Ultrasonography Guided Pleural Biopsy Versus Computed Tomography Guided Pleural Biopsy

Not Applicable

Completed

• Conditions: Pleural Diseases
• Interventions: Procedure: CT-Guided pleural needle biopsy with Abrams' needle; Procedure: Ultrasonography guided cutting pleural needle biopsy

• Registration Number: NCT01196585
• Lead Sponsor: Eskisehir Osmangazi University

Brief Summary

This study aims to compare the diagnostic efficiency and reliability of Abrams' needle pleural biopsy under computerized tomography guidance with that of cutting-needle pleural biopsy under ultrasonography guidance in patients with pleural effusion.

Detailed Description

Background. In cases with pleural effusion, tissue samples can be obtained through Abrams' needle pleural biopsy, thoracoscopy, or cutting-needle pleural biopsy under the guidance of computerized tomography or ultrasonography for histopathological analysis. This study aims to compare the diagnostic efficiency and reliability of Abrams' needle pleural biopsy under computerized tomography guidance with that of cutting-needle pleural biopsy under ultrasonography guidance in patients with pleural effusion.

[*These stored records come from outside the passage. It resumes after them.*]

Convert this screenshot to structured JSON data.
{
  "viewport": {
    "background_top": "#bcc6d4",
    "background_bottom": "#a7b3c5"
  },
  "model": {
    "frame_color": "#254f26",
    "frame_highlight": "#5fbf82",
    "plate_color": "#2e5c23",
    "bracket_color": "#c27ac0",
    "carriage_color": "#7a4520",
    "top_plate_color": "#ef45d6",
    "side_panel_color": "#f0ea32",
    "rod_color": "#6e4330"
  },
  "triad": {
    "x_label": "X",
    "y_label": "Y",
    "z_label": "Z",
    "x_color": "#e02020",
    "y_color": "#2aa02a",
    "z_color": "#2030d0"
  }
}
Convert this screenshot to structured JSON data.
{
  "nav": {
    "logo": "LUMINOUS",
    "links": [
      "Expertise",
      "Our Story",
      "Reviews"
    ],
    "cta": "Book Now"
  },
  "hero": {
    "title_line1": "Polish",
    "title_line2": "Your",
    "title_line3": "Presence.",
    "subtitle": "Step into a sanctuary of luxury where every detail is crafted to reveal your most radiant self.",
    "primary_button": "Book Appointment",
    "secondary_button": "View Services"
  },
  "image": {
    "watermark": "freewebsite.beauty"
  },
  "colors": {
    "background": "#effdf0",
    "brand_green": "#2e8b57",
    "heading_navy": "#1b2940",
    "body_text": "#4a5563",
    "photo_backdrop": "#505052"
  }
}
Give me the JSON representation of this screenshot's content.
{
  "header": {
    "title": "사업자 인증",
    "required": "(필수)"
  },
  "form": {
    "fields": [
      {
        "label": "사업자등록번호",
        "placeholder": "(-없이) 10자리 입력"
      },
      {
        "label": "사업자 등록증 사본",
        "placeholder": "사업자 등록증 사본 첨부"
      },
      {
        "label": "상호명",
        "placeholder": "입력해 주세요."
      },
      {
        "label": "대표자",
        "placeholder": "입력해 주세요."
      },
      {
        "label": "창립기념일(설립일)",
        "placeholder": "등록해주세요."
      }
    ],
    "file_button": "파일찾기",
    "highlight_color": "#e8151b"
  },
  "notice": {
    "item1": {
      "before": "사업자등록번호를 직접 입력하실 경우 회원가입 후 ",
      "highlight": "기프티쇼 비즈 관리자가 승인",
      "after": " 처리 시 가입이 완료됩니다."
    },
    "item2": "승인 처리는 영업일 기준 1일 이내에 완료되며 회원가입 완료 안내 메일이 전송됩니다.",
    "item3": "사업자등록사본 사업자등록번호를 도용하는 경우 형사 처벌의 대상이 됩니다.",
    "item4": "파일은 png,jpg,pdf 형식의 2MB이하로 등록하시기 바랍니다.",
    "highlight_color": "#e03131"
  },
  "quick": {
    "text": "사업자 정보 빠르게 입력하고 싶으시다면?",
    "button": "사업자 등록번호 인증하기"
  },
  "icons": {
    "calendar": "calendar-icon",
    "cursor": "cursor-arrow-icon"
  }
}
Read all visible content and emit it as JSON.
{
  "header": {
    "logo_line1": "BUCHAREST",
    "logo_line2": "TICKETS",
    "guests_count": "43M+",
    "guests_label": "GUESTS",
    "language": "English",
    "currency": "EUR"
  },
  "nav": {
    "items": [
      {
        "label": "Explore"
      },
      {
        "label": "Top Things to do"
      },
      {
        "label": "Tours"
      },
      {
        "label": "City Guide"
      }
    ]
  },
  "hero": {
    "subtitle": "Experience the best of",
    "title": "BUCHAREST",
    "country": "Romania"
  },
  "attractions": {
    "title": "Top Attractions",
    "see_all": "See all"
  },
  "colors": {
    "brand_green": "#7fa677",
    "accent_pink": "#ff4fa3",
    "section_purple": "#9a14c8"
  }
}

Methods. Patients with exudative pleural effusion, who could not be diagnosed by cytological analysis, will be included in the study. All patients were randomized following the thoracic computerized tomography with contrast enhancement. Patients either underwent Abrams' needle pleural biopsy under computerized tomography guidance or the cutting-needle pleural biopsy under ultrasonography. The two groups will be compared in terms of diagnostic efficiency and in terms of complications associated with the methods used.

Study Timeline

• Study Start: 2009-04
• Study First Submitted: 2010-08-26
• Status Verified: 2010-09
• Study First Submitted QC: 2010-09-07
• Study First Posted: 2010-09-08
• Primary Completion: 2011-01
• Study Completion: 2011-04
• Last Update Submitted: 2011-05-16
• Last Update Posted: 2011-05-17

Recruitment & Eligibility

• Status: COMPLETED
• Sex: All
• Target Recruitment: 120

Inclusion Criteria

• Patients with exudative pleural effusion who require invasive procedure for diagnosis

Exclusion Criteria

• Patients without pleural effusion

Study & Design

• Study Type: INTERVENTIONAL
• Study Design: PARALLEL

Arm && Interventions

Group	Intervention	Description
Patients under CT- guided pleural biopsy	CT-Guided pleural needle biopsy with Abrams' needle	Arm A: Patients who go under CT-guided pleural needle biopsy for pleural diseases
Patients under ultrasonography guided needle biopsy	Ultrasonography guided cutting pleural needle biopsy	Arm B: Patients who go under ultrasonography guided cutting needle pleural biopsy for pleural diseases

Primary Outcome Measures

Name	Time	Method
To compare the sensitivities and specificities of two diagnostic methods for pleural diseases to establish which method is more effective.	28-months	The investigators will determine which method more efficient for the diagnosis of pleural diseases establishing sensitivity and specificity of the methods. After establishment of sensitivity, specificity and side effects for each diagnostic method the investigators will compare them according to the method and determine which method is more efficient.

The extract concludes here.